Let’s make an example. Say that this is my dataframe:
df =
type color name
0 fruit red apple
1 fruit yellow banana
2 meat brown steak
3 fruit green apple
4 fruit orange orange
5 veg orange carrot
6 fruit yellow apple
7 meat brown steak
8 veg orange carrot
I want to know if in the column ‘name’ is there any repeated value. To do it, I use this line of code:
df['name'].value_counts().loc[lambda x : x>1]
And this is what I get:
apple 3
steak 2
carrot 2
Then, I want to create a subdataframe, filtering the ‘name’ column with ‘apple’, ‘steak’, ‘carrot’, to find the values related to the other column. This can be done with a proper function, of course.
The desired output is:
sub_df =
type color name
0 fruit red apple
1 fruit green apple
2 fruit yellow apple
3 meat steak brown
4 meat steak brown
5 veg orange carrot
6 veg orange carrot
I’ve tried different kind of code, with no success. I think the problem is in the use of df.count_values() because it gives me a Pandas series with the number of occurrencies, with no way to access the values that this method counts.
Any suggestion on how to do it?
CodePudding user response:
You do not need to do this in two steps, here is how to use groupby and filter to achieve the final result:
df.groupby('name').filter(lambda g: g['type'].count() > 1).sort_values('name')
output:
type color name
0 fruit red apple
3 fruit green apple
6 fruit yellow apple
5 veg orange carrot
8 veg orange carrot
2 meat brown steak
7 meat brown steak
CodePudding user response:
For the next time, please provide better test data (data to copy and paste).
I think your desired output is wrong, because there is a steakvalue in color column.
I've tried the following that should do what you want. I think you understand the code, i only added the following line:
df[df["name"].isin(y.index.tolist())]
it searches in the name column of the dataframe for all values (isin) of the index values of the Series.
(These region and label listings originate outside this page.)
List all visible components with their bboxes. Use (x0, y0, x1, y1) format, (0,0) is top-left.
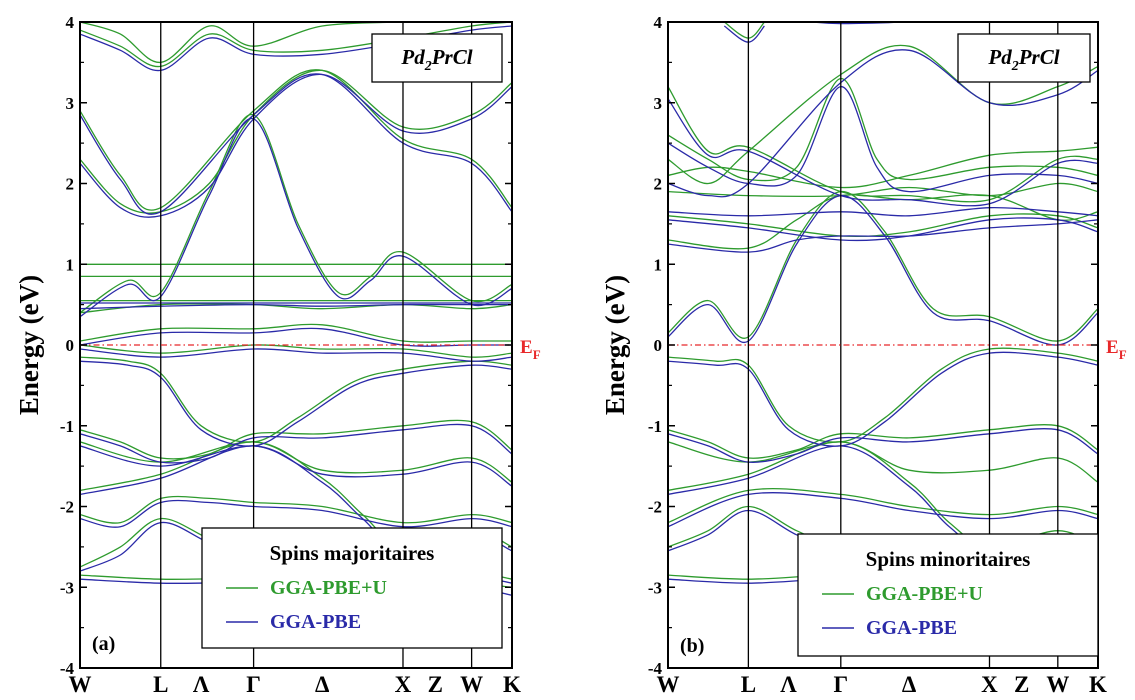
gga-pbe-band-line (668, 194, 1098, 346)
y-tick-label: 1 (66, 255, 75, 274)
legend-title: Spins minoritaires (866, 547, 1031, 571)
gga-pbe-band-line (80, 360, 512, 447)
legend-box (797, 533, 1099, 657)
kpoint-label: Γ (246, 672, 261, 697)
gga-pbe-band-line (668, 85, 1098, 193)
gga-pbe-band-line (668, 428, 1098, 463)
y-tick-label: 0 (654, 336, 663, 355)
y-tick-label: -2 (648, 498, 662, 517)
legend-title: Spins majoritaires (270, 541, 435, 565)
gga-pbe-band-line (80, 348, 512, 362)
gga-pbe-band-line (80, 118, 512, 318)
kpoint-label: W (1046, 672, 1069, 697)
gga-pbe-u-band-line (80, 356, 512, 443)
y-tick-label: 4 (66, 13, 75, 32)
gga-pbe-u-band-line (80, 495, 512, 524)
gga-pbe-u-band-line (80, 69, 512, 214)
kpoint-label: W (460, 672, 483, 697)
gga-pbe-u-band-line (80, 323, 512, 343)
kpoint-label: Λ (193, 672, 210, 697)
kpoint-label: Γ (833, 672, 848, 697)
gga-pbe-band-line (668, 49, 1098, 198)
kpoint-label: Z (1014, 672, 1029, 697)
gga-pbe-u-band-line (80, 69, 512, 211)
kpoint-label: X (981, 672, 998, 697)
y-tick-label: -4 (648, 659, 663, 678)
kpoint-label: Z (428, 672, 443, 697)
gga-pbe-u-band-line (80, 441, 512, 483)
gga-pbe-u-band-line (668, 44, 1098, 185)
gga-pbe-u-band-line (668, 190, 1098, 342)
chart-title: Pd2PrCl (400, 45, 472, 74)
kpoint-label: L (153, 672, 168, 697)
gga-pbe-u-band-line (80, 419, 512, 460)
y-tick-label: 0 (66, 336, 75, 355)
y-axis-label: Energy (eV) (14, 275, 44, 415)
kpoint-label: K (503, 672, 521, 697)
chart-title: Pd2PrCl (987, 45, 1059, 74)
gga-pbe-band-line (80, 445, 512, 487)
y-tick-label: -1 (60, 417, 74, 436)
y-tick-label: 2 (66, 175, 75, 194)
gga-pbe-u-band-line (668, 441, 1098, 483)
fermi-label: EF (1106, 337, 1127, 362)
kpoint-label: X (395, 672, 412, 697)
legend-entry: GGA-PBE+U (866, 583, 983, 605)
panel-label: (b) (680, 635, 704, 657)
y-tick-label: -3 (60, 578, 74, 597)
legend-entry: GGA-PBE (866, 617, 957, 639)
y-tick-label: -1 (648, 417, 662, 436)
legend-entry: GGA-PBE (270, 611, 361, 633)
y-tick-label: 1 (654, 255, 663, 274)
gga-pbe-u-band-line (668, 77, 1098, 182)
gga-pbe-band-line (668, 351, 1098, 447)
gga-pbe-u-band-line (668, 86, 1098, 203)
y-tick-label: 2 (654, 175, 663, 194)
bands (80, 22, 512, 596)
y-axis-label: Energy (eV) (600, 275, 630, 415)
y-tick-label: -2 (60, 498, 74, 517)
gga-pbe-band-line (723, 25, 765, 43)
legend-entry: GGA-PBE+U (270, 577, 387, 599)
gga-pbe-u-band-line (668, 347, 1098, 443)
gga-pbe-band-line (80, 499, 512, 528)
panel-label: (a) (92, 633, 115, 655)
kpoint-label: K (1089, 672, 1107, 697)
gga-pbe-u-band-line (80, 22, 404, 64)
gga-pbe-band-line (80, 73, 512, 218)
kpoint-label: Δ (315, 672, 330, 697)
kpoint-label: Λ (780, 672, 797, 697)
kpoint-label: Δ (902, 672, 917, 697)
title-box (957, 33, 1091, 83)
kpoint-label: W (657, 672, 680, 697)
kpoint-label: L (741, 672, 756, 697)
gga-pbe-u-band-line (80, 22, 512, 68)
kpoint-label: W (69, 672, 92, 697)
gga-pbe-u-band-line (668, 424, 1098, 459)
title-box (371, 33, 503, 83)
gga-pbe-u-band-line (723, 22, 765, 39)
gga-pbe-u-band-line (668, 146, 1098, 189)
y-tick-label: -4 (60, 659, 75, 678)
gga-pbe-band-line (80, 73, 512, 215)
y-tick-label: -3 (648, 578, 662, 597)
fermi-label: EF (520, 337, 541, 362)
bands (668, 22, 1098, 592)
y-tick-label: 3 (66, 94, 75, 113)
gga-pbe-band-line (668, 98, 1098, 207)
gga-pbe-u-band-line (80, 114, 512, 314)
y-tick-label: 3 (654, 94, 663, 113)
y-tick-label: 4 (654, 13, 663, 32)
gga-pbe-band-line (80, 423, 512, 464)
gga-pbe-band-line (668, 219, 1098, 253)
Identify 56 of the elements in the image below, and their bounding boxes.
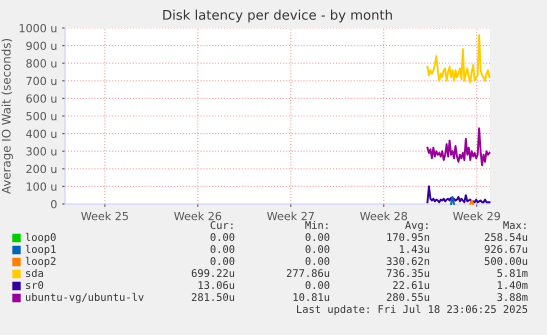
text: 277.86u (286, 269, 330, 278)
y-tick-label: 500 u (26, 112, 56, 120)
text: 0.00 (306, 257, 330, 266)
text: 170.95n (387, 233, 430, 242)
text: 926.67u (484, 245, 528, 254)
text: 22.61u (393, 281, 430, 290)
text: 0.00 (306, 233, 330, 242)
line-series (426, 34, 490, 84)
y-tick-label: 800 u (26, 59, 56, 68)
text: 736.35u (386, 269, 430, 278)
text: 1.43u (400, 245, 430, 254)
text: 1.40m (498, 281, 528, 290)
text: Max: (503, 221, 526, 230)
text: 0.00 (210, 233, 234, 242)
y-tick-label: 0 (51, 200, 57, 208)
y-tick-label: 700 u (26, 76, 56, 86)
text: 258.54u (484, 233, 528, 242)
text: Cur: (210, 221, 232, 230)
text: 5.81m (497, 269, 528, 278)
y-tick-label: 100 u (26, 182, 56, 191)
x-tick-label: Week 27 (267, 212, 314, 220)
text: Min: (305, 220, 328, 229)
legend-label: sr0 (26, 281, 44, 290)
text: 0.00 (306, 281, 330, 290)
legend-label: loop2 (26, 256, 56, 268)
chart-title: Disk latency per device - by month (163, 10, 392, 22)
y-axis-title: Average IO Wait (seconds) (2, 38, 13, 194)
text: 13.06u (198, 281, 234, 290)
y-tick-label: 300 u (26, 147, 56, 156)
legend-label: loop0 (26, 232, 56, 244)
y-tick-label: 600 u (26, 94, 56, 103)
text: 0.00 (210, 257, 234, 266)
legend-label: ubuntu-vg/ubuntu-lv (26, 292, 144, 304)
text: 330.62n (386, 257, 430, 266)
y-tick-label: 1000 u (20, 24, 56, 32)
legend-label: loop1 (26, 244, 56, 256)
text: 699.22u (192, 269, 234, 278)
text: 3.88m (497, 293, 528, 302)
x-tick-label: Week 28 (360, 212, 408, 220)
legend-label: sda (26, 268, 43, 278)
x-tick-label: Week 25 (81, 212, 128, 220)
text: 280.55u (386, 293, 430, 302)
x-tick-label: Week 26 (174, 212, 222, 220)
text: Avg: (405, 221, 428, 232)
text: 10.81u (294, 293, 330, 302)
text: 281.50u (192, 293, 234, 302)
line-series (426, 127, 490, 166)
text: 0.00 (210, 245, 234, 254)
line-series (426, 185, 490, 204)
y-tick-label: 900 u (26, 42, 56, 50)
text: Last update: Fri Jul 18 23:06:25 2025 (297, 304, 528, 316)
y-tick-label: 400 u (26, 130, 56, 138)
y-tick-label: 200 u (26, 164, 56, 174)
text: 0.00 (306, 245, 330, 254)
text: 500.00u (484, 257, 528, 266)
x-tick-label: Week 29 (453, 212, 500, 220)
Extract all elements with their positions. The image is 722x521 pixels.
If you want to have a complete new dataframe with own index you can add .reset_index() to the above line.
import pandas as pd
df = pd.DataFrame([
["fruit", "red", "apple"],
["fruit", "yellow", "banana"],
["meat", "brown", "steak"],
["fruit", "green", "apple"],
["fruit", "orange", "orange"],
["veg", "orange", "carrot"],
["fruit", "yellow", "apple"],
["meat", "brown", "steak"],
["veg", "orange", "carrot"]
],
columns=["type", "color", "name"])
print(df)
y = df['name'].value_counts().loc[lambda x: x > 1]
print(y)
df_2 = df[df["name"].isin(y.index.tolist())]
print(df_2)
Output:
type color name
0 fruit red apple
1 fruit yellow banana
2 meat brown steak
3 fruit green apple
4 fruit orange orange
5 veg orange carrot
6 fruit yellow apple
7 meat brown steak
8 veg orange carrot
apple 3
steak 2
carrot 2
Name: name, dtype: int64
type color name
0 fruit red apple
2 meat brown steak
3 fruit green apple
5 veg orange carrot
6 fruit yellow apple
7 meat brown steak
8 veg orange carrot